Handshakes are important because they tell me a lot about a person. In all my years, I’ve never been disappointed by anyone who has given a firm, enthusiastic handshake (not counting election years.) My father told me never trust someone who doesn’t offer their hand, or if the hand they offer is limp or unengaged.
“Either way, chances are they aren’t the kind of person you can trust with an agreement or respect in a disagreement.”
In the blogging world, we rarely get the chance to shake hands in person. We do it with our words — in what we say in our posts, what we share, how we comment and reply. And though I can’t say I’ve had the pleasure of shaking the hand of Robert Goldstein, I’m certain it would be the kind my father would approve of and respect. Until a couple of weeks ago, Robert was a fellow nominee for Performance of the Year in The Public Blogger’s “A Star is Born” competition. He was one of the first nominees I gravitated to because, in addition to his talent as an artist and writer, it was immediately clear that he was a man with a firm grasp on many of the virtues I respect. He is a humanitarian at heart, constantly offering insightful pieces and perspectives on what it means to be human — and how to stay that way in a world that often seems to challenge that notion.
So when I received the following message from Robert, I was especially honored:
Hi Ned, I have created the “Respect Award” for fellow bloggers who consistently reach out to other bloggers, offer support, are kind, struggle to understand differences in people, and who treat themselves and other people with kindness and respect. This is my way of saying thank you.
You have earned my respect.
What are the rules for the Respect Award? Recipients don’t have to do anything for this award. They can choose to copy the award art created by Robert and pass it on to people who have earned their respect — or they can do nothing. The only requirement has already been met when the award is given: Being someone worthy of respect.

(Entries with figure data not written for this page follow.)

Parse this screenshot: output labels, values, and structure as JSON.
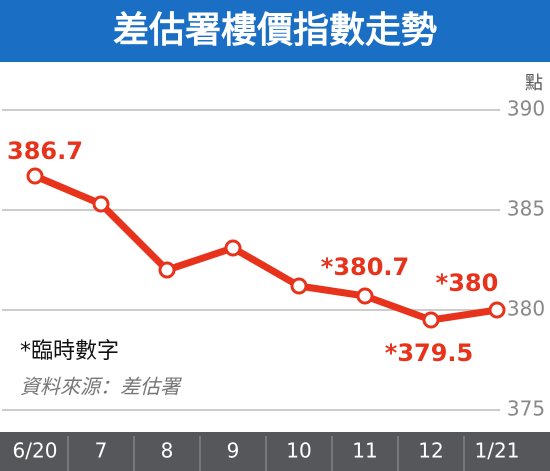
{
  "chart_data": {
    "type": "line",
    "title": "差估署樓價指數走勢",
    "y_label": "點",
    "categories": [
      "6/20",
      "7",
      "8",
      "9",
      "10",
      "11",
      "12",
      "1/21"
    ],
    "series": [
      {
        "name": "差估署樓價指數",
        "color": "#e8331c",
        "values": [
          386.7,
          385.3,
          382.0,
          383.1,
          381.2,
          380.7,
          379.5,
          380
        ],
        "value_labels": [
          "386.7",
          null,
          null,
          null,
          null,
          "*380.7",
          "*379.5",
          "*380"
        ]
      }
    ],
    "ylim": [
      374,
      391.5
    ],
    "yticks": [
      375,
      380,
      385,
      390
    ],
    "grid": true,
    "annotations": [
      "*臨時數字",
      "資料來源：差估署"
    ]
  }
}
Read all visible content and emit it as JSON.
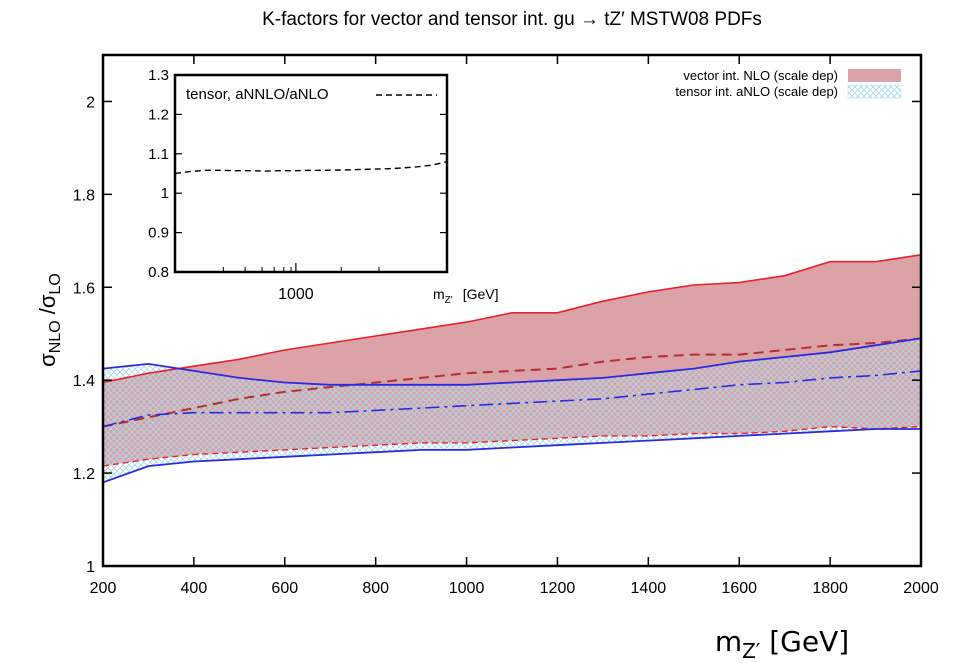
{
  "chart_data": {
    "type": "area",
    "title": "K-factors for vector and tensor int. gu → tZ′  MSTW08 PDFs",
    "ylabel_main": "σ",
    "ylabel_num_sub": "NLO",
    "ylabel_sep": " /σ",
    "ylabel_den_sub": "LO",
    "xlabel_main": "m",
    "xlabel_sub": "Z′",
    "xlabel_unit": " [GeV]",
    "xlim": [
      200,
      2000
    ],
    "ylim": [
      1,
      2.1
    ],
    "x_ticks": [
      200,
      400,
      600,
      800,
      1000,
      1200,
      1400,
      1600,
      1800,
      2000
    ],
    "y_ticks": [
      1,
      1.2,
      1.4,
      1.6,
      1.8,
      2
    ],
    "colors": {
      "vector_band": "#dba3a8",
      "vector_line": "#e8202a",
      "vector_central": "#b03030",
      "tensor_line": "#2a2ae0",
      "tensor_hatch": "#a8dcec"
    },
    "series": [
      {
        "name": "vector int. NLO (scale dep)",
        "style": "band",
        "x": [
          200,
          300,
          400,
          500,
          600,
          700,
          800,
          900,
          1000,
          1100,
          1200,
          1300,
          1400,
          1500,
          1600,
          1700,
          1800,
          1900,
          2000
        ],
        "upper": [
          1.395,
          1.415,
          1.43,
          1.445,
          1.465,
          1.48,
          1.495,
          1.51,
          1.525,
          1.545,
          1.545,
          1.57,
          1.59,
          1.605,
          1.61,
          1.625,
          1.655,
          1.655,
          1.67
        ],
        "central": [
          1.3,
          1.32,
          1.34,
          1.36,
          1.375,
          1.385,
          1.395,
          1.405,
          1.415,
          1.42,
          1.425,
          1.44,
          1.45,
          1.455,
          1.455,
          1.465,
          1.475,
          1.48,
          1.49
        ],
        "lower": [
          1.215,
          1.23,
          1.24,
          1.245,
          1.25,
          1.255,
          1.26,
          1.265,
          1.265,
          1.27,
          1.275,
          1.28,
          1.28,
          1.285,
          1.285,
          1.29,
          1.3,
          1.295,
          1.3
        ]
      },
      {
        "name": "tensor int. aNLO (scale dep)",
        "style": "hatched-band",
        "x": [
          200,
          300,
          400,
          500,
          600,
          700,
          800,
          900,
          1000,
          1100,
          1200,
          1300,
          1400,
          1500,
          1600,
          1700,
          1800,
          1900,
          2000
        ],
        "upper": [
          1.425,
          1.435,
          1.42,
          1.405,
          1.395,
          1.39,
          1.39,
          1.39,
          1.39,
          1.395,
          1.4,
          1.405,
          1.415,
          1.425,
          1.44,
          1.45,
          1.46,
          1.475,
          1.49
        ],
        "central": [
          1.3,
          1.325,
          1.33,
          1.33,
          1.33,
          1.33,
          1.335,
          1.34,
          1.345,
          1.35,
          1.355,
          1.36,
          1.37,
          1.38,
          1.39,
          1.395,
          1.405,
          1.41,
          1.42
        ],
        "lower": [
          1.18,
          1.215,
          1.225,
          1.23,
          1.235,
          1.24,
          1.245,
          1.25,
          1.25,
          1.255,
          1.26,
          1.265,
          1.27,
          1.275,
          1.28,
          1.285,
          1.29,
          1.295,
          1.295
        ]
      }
    ],
    "inset": {
      "ylim": [
        0.8,
        1.3
      ],
      "y_ticks": [
        "0.8",
        "0.9",
        "1",
        "1.1",
        "1.2",
        "1.3"
      ],
      "x_tick_label": "1000",
      "xlabel_main": "m",
      "xlabel_sub": "Z'",
      "xlabel_unit": "[GeV]",
      "series": [
        {
          "name": "tensor, aNNLO/aNLO",
          "x": [
            200,
            300,
            400,
            500,
            600,
            700,
            800,
            900,
            1000,
            1100,
            1200,
            1300,
            1400,
            1500,
            1600,
            1700,
            1800,
            1900,
            2000
          ],
          "y": [
            1.05,
            1.055,
            1.058,
            1.058,
            1.057,
            1.057,
            1.056,
            1.057,
            1.057,
            1.058,
            1.058,
            1.059,
            1.06,
            1.061,
            1.062,
            1.064,
            1.067,
            1.071,
            1.08
          ]
        }
      ]
    }
  }
}
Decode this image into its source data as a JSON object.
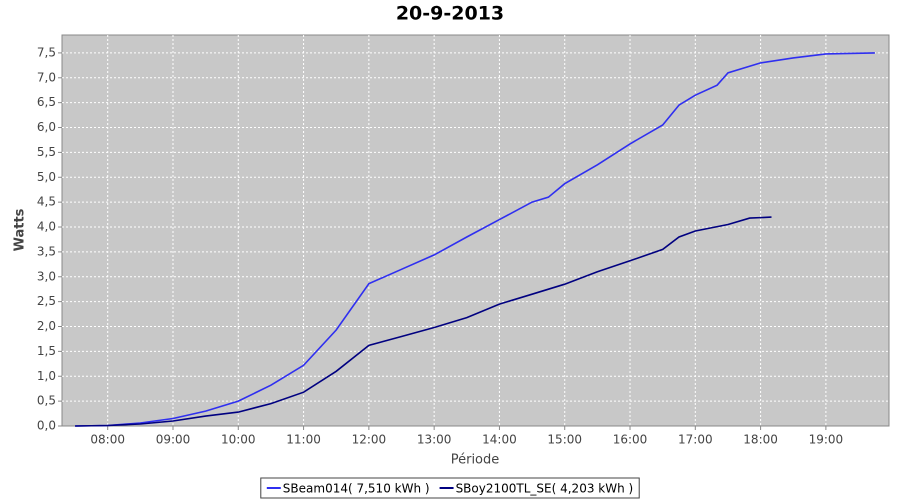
{
  "chart_data": {
    "type": "line",
    "title": "20-9-2013",
    "y_label": "Watts",
    "x_label": "Période",
    "xlim": [
      "07:18",
      "19:58"
    ],
    "xticks": [
      "08:00",
      "09:00",
      "10:00",
      "11:00",
      "12:00",
      "13:00",
      "14:00",
      "15:00",
      "16:00",
      "17:00",
      "18:00",
      "19:00"
    ],
    "ylim": [
      0,
      7.86
    ],
    "yticks": [
      {
        "value": 0,
        "label": "0,0"
      },
      {
        "value": 0.5,
        "label": "0,5"
      },
      {
        "value": 1,
        "label": "1,0"
      },
      {
        "value": 1.5,
        "label": "1,5"
      },
      {
        "value": 2,
        "label": "2,0"
      },
      {
        "value": 2.5,
        "label": "2,5"
      },
      {
        "value": 3,
        "label": "3,0"
      },
      {
        "value": 3.5,
        "label": "3,5"
      },
      {
        "value": 4,
        "label": "4,0"
      },
      {
        "value": 4.5,
        "label": "4,5"
      },
      {
        "value": 5,
        "label": "5,0"
      },
      {
        "value": 5.5,
        "label": "5,5"
      },
      {
        "value": 6,
        "label": "6,0"
      },
      {
        "value": 6.5,
        "label": "6,5"
      },
      {
        "value": 7,
        "label": "7,0"
      },
      {
        "value": 7.5,
        "label": "7,5"
      }
    ],
    "grid": true,
    "series": [
      {
        "name": "SBeam014( 7,510 kWh )",
        "color": "#2f2ff0",
        "x": [
          "07:30",
          "08:00",
          "08:30",
          "09:00",
          "09:30",
          "10:00",
          "10:30",
          "11:00",
          "11:30",
          "12:00",
          "12:30",
          "13:00",
          "13:30",
          "14:00",
          "14:30",
          "14:45",
          "15:00",
          "15:30",
          "16:00",
          "16:30",
          "16:45",
          "17:00",
          "17:20",
          "17:30",
          "18:00",
          "18:30",
          "19:00",
          "19:45"
        ],
        "values": [
          0,
          0.01,
          0.06,
          0.15,
          0.3,
          0.5,
          0.82,
          1.22,
          1.93,
          2.86,
          3.15,
          3.44,
          3.8,
          4.15,
          4.5,
          4.6,
          4.87,
          5.25,
          5.67,
          6.05,
          6.45,
          6.65,
          6.85,
          7.1,
          7.3,
          7.4,
          7.48,
          7.5
        ]
      },
      {
        "name": "SBoy2100TL_SE( 4,203 kWh )",
        "color": "#000080",
        "x": [
          "07:30",
          "08:00",
          "08:30",
          "09:00",
          "09:30",
          "10:00",
          "10:30",
          "11:00",
          "11:30",
          "12:00",
          "12:30",
          "13:00",
          "13:30",
          "14:00",
          "14:30",
          "15:00",
          "15:30",
          "16:00",
          "16:30",
          "16:45",
          "17:00",
          "17:30",
          "17:50",
          "18:10"
        ],
        "values": [
          0,
          0.01,
          0.04,
          0.1,
          0.2,
          0.28,
          0.45,
          0.68,
          1.1,
          1.62,
          1.8,
          1.98,
          2.18,
          2.45,
          2.65,
          2.85,
          3.1,
          3.32,
          3.55,
          3.8,
          3.92,
          4.05,
          4.18,
          4.2
        ]
      }
    ]
  }
}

Though Robert is no longer in the competition, having discovered him and his work through it is something I will take away with me long after the winner is announced at the end of December. The fact that I can call him a friend makes me proud; the fact that I have earned his respect would make my father proud.
And the fact that Robert’s handshake is unquestionably a firm one goes without saying… and one I hope to share in person some day.